For Hricik, success with the existing portfolio means Nick can expand it in two ways. Firstly, the company is planning on assembling a European team to handle the rollout of properties on the ground. Secondly, it has begun to collaborate on third-party properties. A good example is animated series Yakkity Yak. Co-produced with Australia-based Kapow Pictures and Studio B out of Vancouver, Canada, MTV Networks International owns all distribution rights outside of Canada and Australia.

Large media companies like Viacom, Disney and Time Warner can pretty much extend brands in any direction they choose: TV series like Rugrats have been used as the launchpad for movies, which then re-ignite licensing activity. Disney theatrical films like Tarzan and Beauty and the Beast have provided spin-off TV series and direct-to-video sequels, as well as kick-starting consumer products. And Cartoon Network’s wholly-owned characters have been used in broadcast sponsorships, on packaged goods and as characters in digital interactive games.

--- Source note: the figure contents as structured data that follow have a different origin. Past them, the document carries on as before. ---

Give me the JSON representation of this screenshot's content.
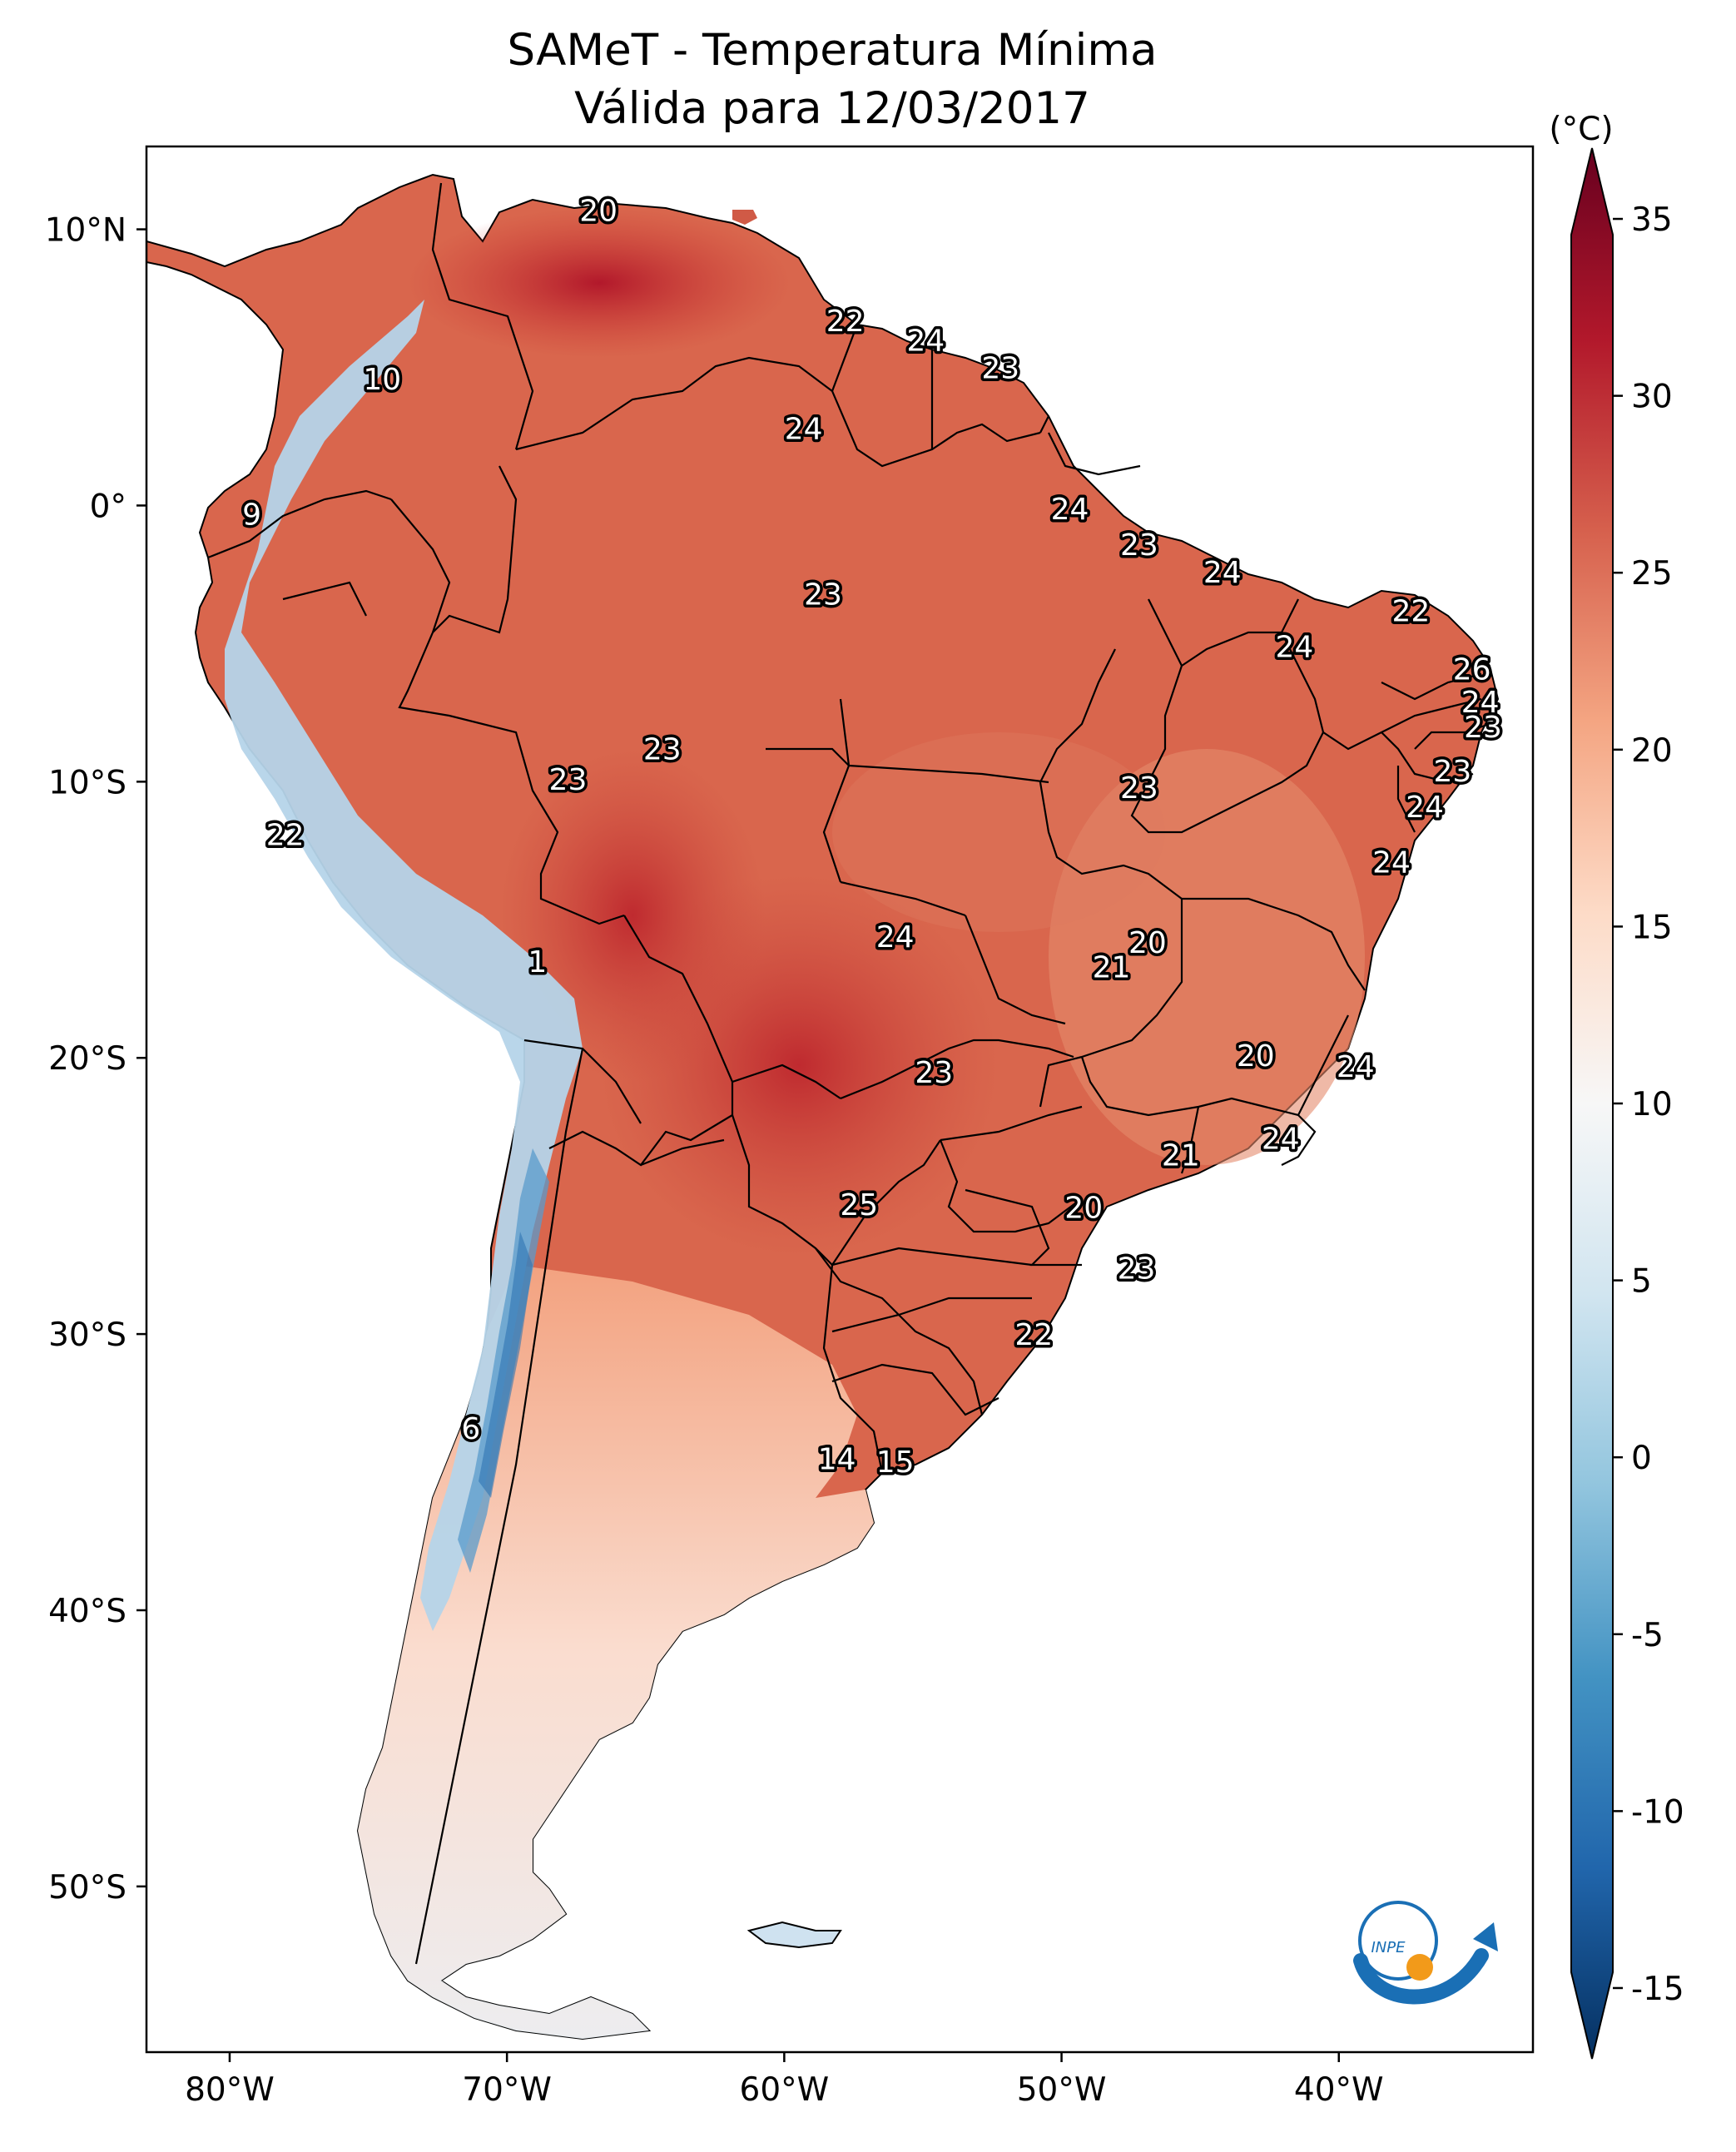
{
  "title_line1": "SAMeT - Temperatura Mínima",
  "title_line2": "Válida para 12/03/2017",
  "logo_text": "INPE",
  "colorbar": {
    "unit_label": "(°C)",
    "ticks": [
      "35",
      "30",
      "25",
      "20",
      "15",
      "10",
      "5",
      "0",
      "-5",
      "-10",
      "-15"
    ],
    "tick_values": [
      35,
      30,
      25,
      20,
      15,
      10,
      5,
      0,
      -5,
      -10,
      -15
    ],
    "vmin": -17,
    "vmax": 37,
    "colors": [
      "#053061",
      "#2166ac",
      "#4393c3",
      "#92c5de",
      "#d1e5f0",
      "#f7f7f7",
      "#fddbc7",
      "#f4a582",
      "#d6604d",
      "#b2182b",
      "#67001f"
    ]
  },
  "axes": {
    "lat_ticks": [
      "10°N",
      "0°",
      "10°S",
      "20°S",
      "30°S",
      "40°S",
      "50°S"
    ],
    "lat_values": [
      10,
      0,
      -10,
      -20,
      -30,
      -40,
      -50
    ],
    "lon_ticks": [
      "80°W",
      "70°W",
      "60°W",
      "50°W",
      "40°W"
    ],
    "lon_values": [
      -80,
      -70,
      -60,
      -50,
      -40
    ],
    "lon_range": [
      -83,
      -33
    ],
    "lat_range": [
      -56,
      13
    ]
  },
  "chart_data": {
    "type": "map",
    "projection": "PlateCarree",
    "variable": "Temperatura Mínima",
    "unit": "°C",
    "colormap": "RdBu_r",
    "station_labels": [
      {
        "text": "20",
        "lon": -66.7,
        "lat": 10.7
      },
      {
        "text": "22",
        "lon": -57.8,
        "lat": 6.7
      },
      {
        "text": "24",
        "lon": -54.9,
        "lat": 6.0
      },
      {
        "text": "23",
        "lon": -52.2,
        "lat": 5.0
      },
      {
        "text": "10",
        "lon": -74.5,
        "lat": 4.6
      },
      {
        "text": "24",
        "lon": -59.3,
        "lat": 2.8
      },
      {
        "text": "9",
        "lon": -79.2,
        "lat": -0.3
      },
      {
        "text": "24",
        "lon": -49.7,
        "lat": -0.1
      },
      {
        "text": "23",
        "lon": -47.2,
        "lat": -1.4
      },
      {
        "text": "24",
        "lon": -44.2,
        "lat": -2.4
      },
      {
        "text": "23",
        "lon": -58.6,
        "lat": -3.2
      },
      {
        "text": "22",
        "lon": -37.4,
        "lat": -3.8
      },
      {
        "text": "24",
        "lon": -41.6,
        "lat": -5.1
      },
      {
        "text": "26",
        "lon": -35.2,
        "lat": -5.9
      },
      {
        "text": "24",
        "lon": -34.9,
        "lat": -7.1
      },
      {
        "text": "23",
        "lon": -34.8,
        "lat": -8.0
      },
      {
        "text": "23",
        "lon": -64.4,
        "lat": -8.8
      },
      {
        "text": "23",
        "lon": -67.8,
        "lat": -9.9
      },
      {
        "text": "23",
        "lon": -47.2,
        "lat": -10.2
      },
      {
        "text": "23",
        "lon": -35.9,
        "lat": -9.6
      },
      {
        "text": "24",
        "lon": -36.9,
        "lat": -10.9
      },
      {
        "text": "22",
        "lon": -78.0,
        "lat": -11.9
      },
      {
        "text": "24",
        "lon": -38.1,
        "lat": -12.9
      },
      {
        "text": "24",
        "lon": -56.0,
        "lat": -15.6
      },
      {
        "text": "20",
        "lon": -46.9,
        "lat": -15.8
      },
      {
        "text": "21",
        "lon": -48.2,
        "lat": -16.7
      },
      {
        "text": "1",
        "lon": -68.9,
        "lat": -16.5
      },
      {
        "text": "20",
        "lon": -43.0,
        "lat": -19.9
      },
      {
        "text": "24",
        "lon": -39.4,
        "lat": -20.3
      },
      {
        "text": "23",
        "lon": -54.6,
        "lat": -20.5
      },
      {
        "text": "24",
        "lon": -42.1,
        "lat": -22.9
      },
      {
        "text": "21",
        "lon": -45.7,
        "lat": -23.5
      },
      {
        "text": "25",
        "lon": -57.3,
        "lat": -25.3
      },
      {
        "text": "20",
        "lon": -49.2,
        "lat": -25.4
      },
      {
        "text": "23",
        "lon": -47.3,
        "lat": -27.6
      },
      {
        "text": "22",
        "lon": -51.0,
        "lat": -30.0
      },
      {
        "text": "6",
        "lon": -71.3,
        "lat": -33.4
      },
      {
        "text": "14",
        "lon": -58.1,
        "lat": -34.5
      },
      {
        "text": "15",
        "lon": -56.0,
        "lat": -34.6
      }
    ]
  }
}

All of this places an even greater premium on the role of brand guardian since the more a brand is stretched, the greater the risk it will be devalued. That said, it’s important to know the difference between devaluing and reinventing a brand.

At present, there’s great emphasis on revamping properties with strong legacy attributes such as Scooby-Doo, Pingu, Postman Pat, Winnie the Pooh, Noddy and Thunderbirds. This is also an issue for DIC, which is riding high with Strawberry Shortcake: ‘People are responding well to Strawberry,’ says Gold. ‘The key has been to keep the warm feelings people have about the property, but make it relevant to today’s audiences. That’s where an effective brand team plays a pivotal role.’

As a more general observation, Gold warns that patience is sometimes the key to brand-building. In some cases, the skill is to get to market quickly in response to heightened consumer demand. ‘But usually you don’t build a brand overnight. It may take a while for a property to catch on with consumers – and then it’s all about continuing to work towards the right market opportunity.’